Enfin voici le temps qu'en prophétiques vers
La sibylle autrefois promit à l'univers :
Des siècles écoulés l'ordre se renouvelle;
Déjà, redescendant de la voûte éternelle,
Saturme suit Thémis et nos antiques dieux ;
Un nouveau peuple enfin est envoyé des cieux,
Et le monde épuisé répare sa ruine.
Veille sur notre espoir; veille, ô chaste Lucine !
Sur l'enfant précieux par qui le monde encor
Après l'âge de fer doit revoir l'âge d'or :
Déjà règne sur nous ton Apollon, ton frère.

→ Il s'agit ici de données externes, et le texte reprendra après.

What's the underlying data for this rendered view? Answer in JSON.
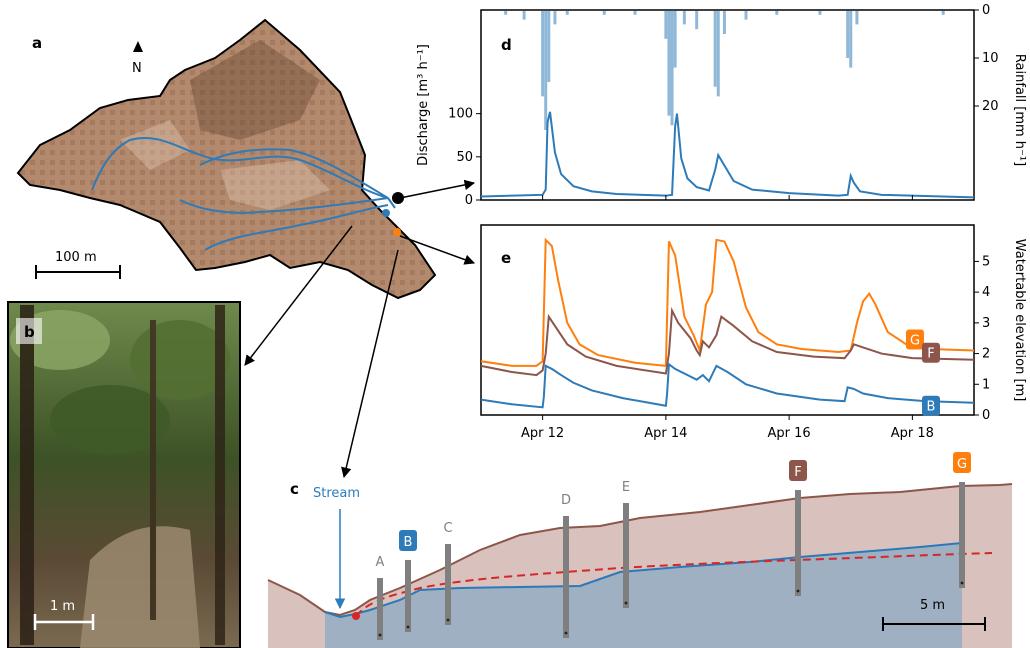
{
  "panels": {
    "a": "a",
    "b": "b",
    "c": "c",
    "d": "d",
    "e": "e"
  },
  "map": {
    "north_label": "N",
    "scale_label": "100 m",
    "colors": {
      "terrain": "#b48a6e",
      "stream": "#2e7bb8",
      "outline": "#000000"
    }
  },
  "photo": {
    "scale_label": "1 m"
  },
  "cross_section": {
    "stream_label": "Stream",
    "scale_label": "5 m",
    "well_labels": [
      "A",
      "B",
      "C",
      "D",
      "E",
      "F",
      "G"
    ],
    "colors": {
      "soil": "#d9c2bd",
      "water": "#9fb0c2",
      "water_line": "#2a79b8",
      "dashed": "#d62728",
      "surface": "#8c564b",
      "well": "#7f7f7f"
    }
  },
  "chart_data": [
    {
      "type": "line",
      "id": "d",
      "ylabel": "Discharge  [m³ h⁻¹]",
      "y2label": "Rainfall  [mm h⁻¹]",
      "xlim": [
        11.0,
        19.0
      ],
      "ylim": [
        0,
        220
      ],
      "y_ticks": [
        0,
        50,
        100
      ],
      "y2_ticks": [
        0,
        10,
        20
      ],
      "y2lim_reversed": [
        0,
        25
      ],
      "series": [
        {
          "color": "#2e7bb8",
          "points": [
            [
              11.0,
              4
            ],
            [
              12.0,
              6
            ],
            [
              12.05,
              12
            ],
            [
              12.08,
              90
            ],
            [
              12.12,
              102
            ],
            [
              12.2,
              55
            ],
            [
              12.3,
              30
            ],
            [
              12.5,
              16
            ],
            [
              12.8,
              10
            ],
            [
              13.2,
              7
            ],
            [
              14.0,
              5
            ],
            [
              14.1,
              6
            ],
            [
              14.15,
              85
            ],
            [
              14.18,
              100
            ],
            [
              14.25,
              48
            ],
            [
              14.35,
              25
            ],
            [
              14.5,
              15
            ],
            [
              14.7,
              11
            ],
            [
              14.8,
              35
            ],
            [
              14.85,
              52
            ],
            [
              14.95,
              40
            ],
            [
              15.1,
              22
            ],
            [
              15.4,
              12
            ],
            [
              16.0,
              8
            ],
            [
              16.8,
              5
            ],
            [
              16.95,
              6
            ],
            [
              17.0,
              28
            ],
            [
              17.05,
              20
            ],
            [
              17.15,
              10
            ],
            [
              17.5,
              6
            ],
            [
              19.0,
              3
            ]
          ]
        },
        {
          "color": "#8fb8d8",
          "name_hidden": "rainfall",
          "points": [
            [
              11.4,
              1
            ],
            [
              11.7,
              2
            ],
            [
              12.0,
              18
            ],
            [
              12.05,
              25
            ],
            [
              12.1,
              15
            ],
            [
              12.2,
              3
            ],
            [
              12.4,
              1
            ],
            [
              13.0,
              1
            ],
            [
              13.5,
              1
            ],
            [
              14.0,
              6
            ],
            [
              14.05,
              22
            ],
            [
              14.1,
              24
            ],
            [
              14.15,
              12
            ],
            [
              14.3,
              3
            ],
            [
              14.5,
              4
            ],
            [
              14.8,
              16
            ],
            [
              14.85,
              18
            ],
            [
              14.95,
              5
            ],
            [
              15.3,
              2
            ],
            [
              15.8,
              1
            ],
            [
              16.5,
              1
            ],
            [
              16.95,
              10
            ],
            [
              17.0,
              12
            ],
            [
              17.1,
              3
            ],
            [
              18.5,
              1
            ]
          ]
        }
      ]
    },
    {
      "type": "line",
      "id": "e",
      "ylabel": "Watertable elevation  [m]",
      "x_tick_labels": [
        "Apr 12",
        "Apr 14",
        "Apr 16",
        "Apr 18"
      ],
      "x_ticks": [
        12,
        14,
        16,
        18
      ],
      "xlim": [
        11.0,
        19.0
      ],
      "ylim": [
        0,
        6
      ],
      "y_ticks": [
        0,
        1,
        2,
        3,
        4,
        5
      ],
      "series": [
        {
          "name": "G",
          "color": "#ff7f0e",
          "points": [
            [
              11.0,
              1.75
            ],
            [
              11.5,
              1.6
            ],
            [
              11.9,
              1.6
            ],
            [
              12.0,
              1.75
            ],
            [
              12.05,
              5.7
            ],
            [
              12.15,
              5.5
            ],
            [
              12.25,
              4.4
            ],
            [
              12.4,
              3.0
            ],
            [
              12.6,
              2.3
            ],
            [
              12.9,
              1.95
            ],
            [
              13.5,
              1.7
            ],
            [
              14.0,
              1.6
            ],
            [
              14.05,
              5.65
            ],
            [
              14.15,
              5.2
            ],
            [
              14.3,
              3.2
            ],
            [
              14.45,
              2.6
            ],
            [
              14.55,
              2.1
            ],
            [
              14.65,
              3.6
            ],
            [
              14.75,
              4.0
            ],
            [
              14.82,
              5.7
            ],
            [
              14.95,
              5.65
            ],
            [
              15.1,
              5.0
            ],
            [
              15.3,
              3.5
            ],
            [
              15.5,
              2.7
            ],
            [
              15.8,
              2.3
            ],
            [
              16.2,
              2.15
            ],
            [
              16.8,
              2.05
            ],
            [
              17.0,
              2.1
            ],
            [
              17.1,
              3.0
            ],
            [
              17.2,
              3.7
            ],
            [
              17.3,
              3.95
            ],
            [
              17.4,
              3.6
            ],
            [
              17.6,
              2.7
            ],
            [
              17.9,
              2.3
            ],
            [
              18.3,
              2.15
            ],
            [
              19.0,
              2.1
            ]
          ]
        },
        {
          "name": "F",
          "color": "#8c564b",
          "points": [
            [
              11.0,
              1.6
            ],
            [
              11.5,
              1.4
            ],
            [
              11.9,
              1.3
            ],
            [
              12.0,
              1.45
            ],
            [
              12.05,
              2.0
            ],
            [
              12.1,
              3.2
            ],
            [
              12.2,
              2.9
            ],
            [
              12.4,
              2.3
            ],
            [
              12.7,
              1.9
            ],
            [
              13.2,
              1.6
            ],
            [
              14.0,
              1.35
            ],
            [
              14.05,
              2.0
            ],
            [
              14.1,
              3.4
            ],
            [
              14.2,
              3.0
            ],
            [
              14.4,
              2.5
            ],
            [
              14.5,
              2.1
            ],
            [
              14.55,
              1.95
            ],
            [
              14.6,
              2.4
            ],
            [
              14.7,
              2.2
            ],
            [
              14.82,
              2.6
            ],
            [
              14.9,
              3.2
            ],
            [
              15.1,
              2.9
            ],
            [
              15.4,
              2.4
            ],
            [
              15.8,
              2.05
            ],
            [
              16.4,
              1.9
            ],
            [
              16.9,
              1.85
            ],
            [
              17.0,
              2.1
            ],
            [
              17.05,
              2.3
            ],
            [
              17.2,
              2.2
            ],
            [
              17.5,
              2.0
            ],
            [
              18.0,
              1.85
            ],
            [
              19.0,
              1.8
            ]
          ]
        },
        {
          "name": "B",
          "color": "#2e7bb8",
          "points": [
            [
              11.0,
              0.5
            ],
            [
              11.5,
              0.35
            ],
            [
              12.0,
              0.25
            ],
            [
              12.02,
              0.6
            ],
            [
              12.05,
              1.6
            ],
            [
              12.15,
              1.5
            ],
            [
              12.3,
              1.3
            ],
            [
              12.5,
              1.05
            ],
            [
              12.8,
              0.8
            ],
            [
              13.3,
              0.55
            ],
            [
              14.0,
              0.3
            ],
            [
              14.02,
              0.7
            ],
            [
              14.05,
              1.65
            ],
            [
              14.15,
              1.5
            ],
            [
              14.3,
              1.35
            ],
            [
              14.5,
              1.15
            ],
            [
              14.6,
              1.3
            ],
            [
              14.7,
              1.1
            ],
            [
              14.82,
              1.6
            ],
            [
              15.0,
              1.4
            ],
            [
              15.3,
              1.0
            ],
            [
              15.8,
              0.7
            ],
            [
              16.5,
              0.5
            ],
            [
              16.9,
              0.45
            ],
            [
              16.95,
              0.9
            ],
            [
              17.05,
              0.85
            ],
            [
              17.2,
              0.7
            ],
            [
              17.6,
              0.55
            ],
            [
              18.2,
              0.45
            ],
            [
              19.0,
              0.4
            ]
          ]
        }
      ]
    }
  ]
}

C'est sous ton consulat, Pollion, que la terre
Va, jouissant du sort promis à cet enfant,
De ces mois fortunés voir le cours triomphant ;

Et tes soins, quand le crime ourdirait quelque trame,
Banniront la terreur qui pesait sur notre âme.
Issus des immortels, il verra dans les cieux
Les héros de son sang assis avec les dieux ;
Et les dieux le verront maintenir sur la terre
La paix, ce fruit heureux des vertus de son père.
Aimable enfant! Cybèle, offrant des dons nouveaux,
Prévient en souriant nos vœux et nos travaux : -
Sur ton berceau déjà croît la rose odorante ;
Le lis y joint sa fleur à la fleur de l'acanthe ;
Tu vas maître : bientôt on verra dans nos champs
Errer près des agneaux les lions innocens ;
L'aconit expirer sur sa tige perfide;
Dans ses poisons mourir la vipère livide ;
Et nos fleurs de Saba vaincre les arbrisseaux ;
Et le lait sous nos mains couler en longs ruisseaux.
Lorsque tu pourras lire aux pages de l'histoire,
Par quels faits tes aïeux ont acquis tant de gloire,
Par-tout vont à flots d'or ondoyer les moissons ;
La pourpre des raisins rougira les buissons,
Et le miel coulera de l'écorce des chênes.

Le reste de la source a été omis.